Book Synopsis The Future That Vanished by : P.J. Odu
Download or read book The Future That Vanished written by P.J. Odu and published by Xlibris Corporation. This book was released on 2009-07-30 with total page 238 pages. Available in PDF, EPUB and Kindle. Book excerpt: In Colonial Africa, a British Commodore in command of the newly formed Royal Nigerian Navy in the late 50s recognizes the future potential of a young man recruited as a cadet and proceeds to lay down a growth plan for him. The story recounts the making of a career naval officer in the prestigious Royal Naval College in England and in the Indian Navy as the young man acquits himself honorably by rising to expectations. However, politically motivated events interrupt the promising future. A summary of the political history of Nigeria enables the reader to understand the events that led to the secession of Biafra. The authors war diary is used to narrate the part played by the Biafra Navy during the civil war that ensued and after it was all over.

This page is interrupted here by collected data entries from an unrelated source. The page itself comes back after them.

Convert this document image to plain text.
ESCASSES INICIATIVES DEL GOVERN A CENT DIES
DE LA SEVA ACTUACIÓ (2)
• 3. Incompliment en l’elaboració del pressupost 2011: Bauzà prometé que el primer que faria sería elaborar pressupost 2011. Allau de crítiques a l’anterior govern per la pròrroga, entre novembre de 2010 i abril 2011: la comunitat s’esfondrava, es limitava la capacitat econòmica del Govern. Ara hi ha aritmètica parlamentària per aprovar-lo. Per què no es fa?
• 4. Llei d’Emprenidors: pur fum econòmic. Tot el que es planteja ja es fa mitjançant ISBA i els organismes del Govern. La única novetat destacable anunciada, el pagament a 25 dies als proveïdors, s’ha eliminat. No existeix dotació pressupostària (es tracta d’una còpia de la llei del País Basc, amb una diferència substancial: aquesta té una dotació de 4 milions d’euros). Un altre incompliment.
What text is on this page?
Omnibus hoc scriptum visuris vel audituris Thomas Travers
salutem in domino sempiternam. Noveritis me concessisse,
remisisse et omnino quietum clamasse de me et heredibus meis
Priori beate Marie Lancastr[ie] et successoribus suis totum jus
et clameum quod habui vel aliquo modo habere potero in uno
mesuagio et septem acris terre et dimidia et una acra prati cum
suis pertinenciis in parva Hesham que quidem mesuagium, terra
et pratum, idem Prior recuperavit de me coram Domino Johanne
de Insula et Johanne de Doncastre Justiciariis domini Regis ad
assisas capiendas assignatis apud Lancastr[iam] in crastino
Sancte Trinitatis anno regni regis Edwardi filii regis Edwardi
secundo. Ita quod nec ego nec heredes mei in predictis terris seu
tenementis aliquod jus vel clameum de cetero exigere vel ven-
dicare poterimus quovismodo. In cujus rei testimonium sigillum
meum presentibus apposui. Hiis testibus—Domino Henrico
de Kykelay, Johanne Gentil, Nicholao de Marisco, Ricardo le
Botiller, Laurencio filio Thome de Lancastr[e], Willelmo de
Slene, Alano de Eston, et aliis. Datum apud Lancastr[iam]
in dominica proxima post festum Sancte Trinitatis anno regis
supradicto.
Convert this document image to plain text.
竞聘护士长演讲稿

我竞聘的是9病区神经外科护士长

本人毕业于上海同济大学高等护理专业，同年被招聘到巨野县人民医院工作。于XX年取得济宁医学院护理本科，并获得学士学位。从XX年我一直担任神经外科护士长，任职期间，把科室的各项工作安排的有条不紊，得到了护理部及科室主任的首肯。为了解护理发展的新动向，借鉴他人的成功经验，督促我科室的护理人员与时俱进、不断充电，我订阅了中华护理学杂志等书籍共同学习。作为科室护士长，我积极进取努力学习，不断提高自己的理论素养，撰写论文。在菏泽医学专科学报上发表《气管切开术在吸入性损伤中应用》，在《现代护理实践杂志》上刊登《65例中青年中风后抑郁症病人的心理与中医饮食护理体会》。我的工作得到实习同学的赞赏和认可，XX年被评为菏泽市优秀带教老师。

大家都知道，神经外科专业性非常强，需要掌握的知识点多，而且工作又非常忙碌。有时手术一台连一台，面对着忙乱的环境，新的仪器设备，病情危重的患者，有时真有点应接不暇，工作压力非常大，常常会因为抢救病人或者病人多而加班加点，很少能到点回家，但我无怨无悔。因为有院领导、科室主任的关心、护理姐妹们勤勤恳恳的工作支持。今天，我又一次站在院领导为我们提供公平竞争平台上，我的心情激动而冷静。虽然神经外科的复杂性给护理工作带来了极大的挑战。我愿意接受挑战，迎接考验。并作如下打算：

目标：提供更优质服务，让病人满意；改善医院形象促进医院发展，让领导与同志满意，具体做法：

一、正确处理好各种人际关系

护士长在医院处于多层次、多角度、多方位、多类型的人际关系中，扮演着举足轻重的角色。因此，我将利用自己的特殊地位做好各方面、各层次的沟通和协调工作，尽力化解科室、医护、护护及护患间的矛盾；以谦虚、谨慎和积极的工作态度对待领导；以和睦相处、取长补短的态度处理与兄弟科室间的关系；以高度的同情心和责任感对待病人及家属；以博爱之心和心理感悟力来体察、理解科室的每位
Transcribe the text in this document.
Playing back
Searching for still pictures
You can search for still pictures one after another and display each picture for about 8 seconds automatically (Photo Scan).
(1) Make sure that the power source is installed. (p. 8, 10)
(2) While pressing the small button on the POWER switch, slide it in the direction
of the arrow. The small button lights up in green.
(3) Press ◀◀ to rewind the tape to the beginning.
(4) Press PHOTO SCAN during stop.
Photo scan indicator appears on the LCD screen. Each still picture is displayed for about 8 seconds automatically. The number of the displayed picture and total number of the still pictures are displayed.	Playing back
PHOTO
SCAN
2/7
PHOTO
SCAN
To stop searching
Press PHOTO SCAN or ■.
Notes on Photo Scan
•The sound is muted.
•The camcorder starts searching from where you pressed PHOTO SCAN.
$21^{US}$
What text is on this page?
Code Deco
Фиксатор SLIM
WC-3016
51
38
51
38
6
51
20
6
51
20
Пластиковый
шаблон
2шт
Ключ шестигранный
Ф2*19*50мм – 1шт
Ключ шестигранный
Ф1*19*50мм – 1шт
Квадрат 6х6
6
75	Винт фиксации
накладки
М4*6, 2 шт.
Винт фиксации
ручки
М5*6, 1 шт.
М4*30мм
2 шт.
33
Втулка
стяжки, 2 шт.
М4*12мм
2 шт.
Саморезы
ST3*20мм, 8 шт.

Book Synopsis Examining the Evidence by : Kathleen Thompson
Download or read book Examining the Evidence written by Kathleen Thompson and published by Capstone Classroom. This book was released on 2014-01-01 with total page 165 pages. Available in PDF, EPUB and Kindle. Book excerpt: Educators are being challenged as never before to invite reality into the classroom and allow students to explore it. This book will help you meet the challenge. Primary sources are the very documents that history is made of, the images that science is based on, the raw material of our lives. They are also excellent tools to teach the critical thinking skills required by the Common Core State Standards. This book reveals in detail the strategies you can use to make primary sources come alive for your students and to enhance visual literacy, using fascinating photographs and powerful primary source texts.